I am sure that everyone has been in a store or restaurant before and noticed a person with a dog and wondered why it was there. That person with the dog may have been my girlfriend with her hearing alert dog, Sophie.
Service dogs like Sophie are highly-trained dogs that perform specific tasks to mitigate their disabled handlers’ disability.
While the Americans with Disabilities Act protects these dogs and their handlers in any public setting in which the general population is allowed, many people do not know that, or anything else about service dogs.
There are a few things that I wish the general population knew or would consider about service dogs before speaking to a service dog handler.
The law looks at a service dogs as medical equipment, and others should see them this way as well. A service dog should be treated just like someone who is in a wheelchair, because to a handler, the dog is just as vital. Service dogs have a job to do and being bothered can distract them from it.
Nobody would just go up and pet or talk to a wheelchair or oxygen tank, so do not do the same to a service dog.
Just think what might happen if it were a seizure alert dog that you just distracted, it could have missed an alert and the owner could have seized without warning and injured themself. By petting a blind person’s guide dog, it is essentially like taking away someone’s glasses. It temporarily stops the dog from being the handler’s eyes. When someone distracts a hearing alert dog, like Sophie, it is like taking away Kaitlynn’s ears.

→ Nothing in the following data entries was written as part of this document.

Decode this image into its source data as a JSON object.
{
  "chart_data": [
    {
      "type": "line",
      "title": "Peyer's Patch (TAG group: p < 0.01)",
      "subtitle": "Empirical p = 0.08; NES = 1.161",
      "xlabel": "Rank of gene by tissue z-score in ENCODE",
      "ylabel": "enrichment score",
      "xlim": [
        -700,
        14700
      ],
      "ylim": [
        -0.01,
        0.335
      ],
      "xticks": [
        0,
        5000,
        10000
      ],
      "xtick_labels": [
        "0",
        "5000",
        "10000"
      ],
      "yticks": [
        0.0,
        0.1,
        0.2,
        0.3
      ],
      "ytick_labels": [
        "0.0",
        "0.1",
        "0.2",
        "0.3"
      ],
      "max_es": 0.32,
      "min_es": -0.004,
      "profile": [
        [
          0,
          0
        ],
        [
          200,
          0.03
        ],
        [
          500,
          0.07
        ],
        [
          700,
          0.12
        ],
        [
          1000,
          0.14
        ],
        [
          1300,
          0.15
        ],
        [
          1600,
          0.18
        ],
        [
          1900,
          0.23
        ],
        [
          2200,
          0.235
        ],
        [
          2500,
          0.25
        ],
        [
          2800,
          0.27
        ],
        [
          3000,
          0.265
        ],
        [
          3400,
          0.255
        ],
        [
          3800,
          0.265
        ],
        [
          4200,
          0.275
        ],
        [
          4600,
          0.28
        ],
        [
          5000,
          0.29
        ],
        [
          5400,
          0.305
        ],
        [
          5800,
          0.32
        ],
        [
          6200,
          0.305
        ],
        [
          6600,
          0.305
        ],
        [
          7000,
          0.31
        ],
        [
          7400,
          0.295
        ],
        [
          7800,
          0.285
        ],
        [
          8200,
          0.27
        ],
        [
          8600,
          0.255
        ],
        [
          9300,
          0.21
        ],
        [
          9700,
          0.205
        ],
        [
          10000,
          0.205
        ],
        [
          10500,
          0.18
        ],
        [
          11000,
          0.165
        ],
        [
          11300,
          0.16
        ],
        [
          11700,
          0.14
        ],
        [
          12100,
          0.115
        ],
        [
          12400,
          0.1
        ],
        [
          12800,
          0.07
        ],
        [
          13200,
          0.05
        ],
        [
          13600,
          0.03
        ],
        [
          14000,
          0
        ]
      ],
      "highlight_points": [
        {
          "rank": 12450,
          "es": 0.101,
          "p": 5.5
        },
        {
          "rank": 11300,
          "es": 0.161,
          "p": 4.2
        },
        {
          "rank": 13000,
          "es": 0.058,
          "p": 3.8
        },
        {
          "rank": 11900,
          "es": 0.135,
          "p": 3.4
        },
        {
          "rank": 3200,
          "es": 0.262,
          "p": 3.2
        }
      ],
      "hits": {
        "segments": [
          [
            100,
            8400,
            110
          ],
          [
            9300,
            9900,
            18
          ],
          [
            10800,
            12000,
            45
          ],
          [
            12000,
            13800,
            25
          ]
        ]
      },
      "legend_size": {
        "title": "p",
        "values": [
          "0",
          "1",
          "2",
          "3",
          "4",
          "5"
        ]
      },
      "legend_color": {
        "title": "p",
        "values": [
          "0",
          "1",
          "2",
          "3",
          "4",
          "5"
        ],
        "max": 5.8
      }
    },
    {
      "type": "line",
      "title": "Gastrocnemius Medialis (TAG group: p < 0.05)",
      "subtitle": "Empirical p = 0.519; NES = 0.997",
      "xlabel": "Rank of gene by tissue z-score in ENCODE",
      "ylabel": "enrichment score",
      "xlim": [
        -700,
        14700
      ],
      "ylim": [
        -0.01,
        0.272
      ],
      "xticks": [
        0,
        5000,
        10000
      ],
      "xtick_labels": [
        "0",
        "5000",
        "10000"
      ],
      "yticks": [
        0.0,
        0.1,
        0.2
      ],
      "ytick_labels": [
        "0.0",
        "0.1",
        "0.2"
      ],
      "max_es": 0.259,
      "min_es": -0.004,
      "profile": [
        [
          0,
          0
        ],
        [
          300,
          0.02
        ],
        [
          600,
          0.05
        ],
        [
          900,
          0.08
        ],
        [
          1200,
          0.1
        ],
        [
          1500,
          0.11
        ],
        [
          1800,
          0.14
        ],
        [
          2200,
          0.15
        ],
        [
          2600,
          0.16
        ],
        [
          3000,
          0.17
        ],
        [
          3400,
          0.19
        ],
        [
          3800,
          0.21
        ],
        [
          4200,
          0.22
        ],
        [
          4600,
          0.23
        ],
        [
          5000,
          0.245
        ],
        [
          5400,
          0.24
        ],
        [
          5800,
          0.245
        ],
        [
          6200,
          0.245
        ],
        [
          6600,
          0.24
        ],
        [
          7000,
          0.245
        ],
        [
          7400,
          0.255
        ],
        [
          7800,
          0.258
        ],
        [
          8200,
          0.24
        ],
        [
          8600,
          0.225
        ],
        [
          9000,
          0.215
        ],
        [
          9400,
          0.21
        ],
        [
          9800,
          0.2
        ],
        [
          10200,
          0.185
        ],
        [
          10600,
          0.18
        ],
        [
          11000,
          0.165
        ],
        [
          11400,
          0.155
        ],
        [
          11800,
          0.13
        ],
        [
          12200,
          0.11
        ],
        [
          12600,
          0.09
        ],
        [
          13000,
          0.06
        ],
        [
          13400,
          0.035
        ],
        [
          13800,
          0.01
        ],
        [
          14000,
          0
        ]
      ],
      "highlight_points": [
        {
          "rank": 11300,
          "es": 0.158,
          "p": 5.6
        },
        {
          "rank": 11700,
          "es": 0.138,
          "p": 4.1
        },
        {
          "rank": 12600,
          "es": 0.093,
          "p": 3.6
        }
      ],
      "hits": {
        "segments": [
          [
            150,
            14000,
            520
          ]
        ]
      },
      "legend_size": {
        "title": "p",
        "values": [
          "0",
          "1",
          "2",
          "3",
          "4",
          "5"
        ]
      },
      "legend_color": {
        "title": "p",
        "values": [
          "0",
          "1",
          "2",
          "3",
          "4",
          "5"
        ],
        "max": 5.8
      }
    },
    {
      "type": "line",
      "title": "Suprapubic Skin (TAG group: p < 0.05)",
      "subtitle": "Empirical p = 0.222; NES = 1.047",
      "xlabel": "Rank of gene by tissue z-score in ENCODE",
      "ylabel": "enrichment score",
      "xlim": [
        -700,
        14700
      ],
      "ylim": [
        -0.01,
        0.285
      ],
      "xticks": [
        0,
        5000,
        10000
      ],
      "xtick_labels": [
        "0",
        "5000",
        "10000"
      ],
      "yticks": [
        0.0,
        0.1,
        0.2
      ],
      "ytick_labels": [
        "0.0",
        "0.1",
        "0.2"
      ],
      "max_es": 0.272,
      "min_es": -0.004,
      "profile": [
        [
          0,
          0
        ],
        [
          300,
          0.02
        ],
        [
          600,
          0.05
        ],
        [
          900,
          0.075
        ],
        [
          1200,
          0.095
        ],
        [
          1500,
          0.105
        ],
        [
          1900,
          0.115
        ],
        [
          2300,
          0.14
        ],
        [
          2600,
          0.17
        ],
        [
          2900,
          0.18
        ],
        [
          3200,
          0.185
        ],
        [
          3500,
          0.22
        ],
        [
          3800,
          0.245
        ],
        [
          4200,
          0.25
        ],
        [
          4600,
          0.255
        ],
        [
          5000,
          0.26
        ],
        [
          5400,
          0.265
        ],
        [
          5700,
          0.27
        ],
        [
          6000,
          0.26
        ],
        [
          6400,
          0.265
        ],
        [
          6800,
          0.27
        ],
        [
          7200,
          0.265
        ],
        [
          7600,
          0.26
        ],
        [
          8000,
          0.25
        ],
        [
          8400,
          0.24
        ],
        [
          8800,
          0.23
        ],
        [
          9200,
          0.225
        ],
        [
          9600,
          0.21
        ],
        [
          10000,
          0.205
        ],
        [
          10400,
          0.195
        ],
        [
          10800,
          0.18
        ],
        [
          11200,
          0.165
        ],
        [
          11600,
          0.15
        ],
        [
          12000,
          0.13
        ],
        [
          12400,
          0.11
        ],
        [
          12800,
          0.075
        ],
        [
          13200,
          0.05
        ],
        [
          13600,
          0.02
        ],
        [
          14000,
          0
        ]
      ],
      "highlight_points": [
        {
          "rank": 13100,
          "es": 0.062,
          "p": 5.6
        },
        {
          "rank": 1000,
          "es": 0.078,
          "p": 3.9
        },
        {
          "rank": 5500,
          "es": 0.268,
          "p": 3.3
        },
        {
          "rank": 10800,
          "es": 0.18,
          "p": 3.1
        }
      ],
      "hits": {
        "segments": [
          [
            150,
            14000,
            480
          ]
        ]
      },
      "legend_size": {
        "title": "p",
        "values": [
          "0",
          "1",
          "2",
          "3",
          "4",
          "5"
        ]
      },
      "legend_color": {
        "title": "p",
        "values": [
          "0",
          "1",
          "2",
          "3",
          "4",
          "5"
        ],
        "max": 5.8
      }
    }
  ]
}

In addition, people seem to have no sense of shame or tact when it comes to service dogs. Too many times my girlfriend and I have caught people staring and talking about the fact that we have a dog with us. The ask us things like, “So is she for epilepsy, autism, or diabetes?” and “You don’t look disabled, why do you need her?”
Asking a complete stranger about their disability is disrespectful and tasteless to say the least. I know that people are stupid and not everyone thinks that way but still, it is very frustrating.
Some people also do not know the purpose of the dogs. They do not get the connection that the handler is disabled in some way and the only reason that they have the dog is to help them deal with their disability. People assume the dog is either just there for fun, that any dog can be a service dog, or any well-behaved dog can be one.
If people were just more educated on the fact that the only reason for service dogs is to help disabled people, maybe some of this annoying behavior would stop.
Conner Wolf is a senior in mass communication.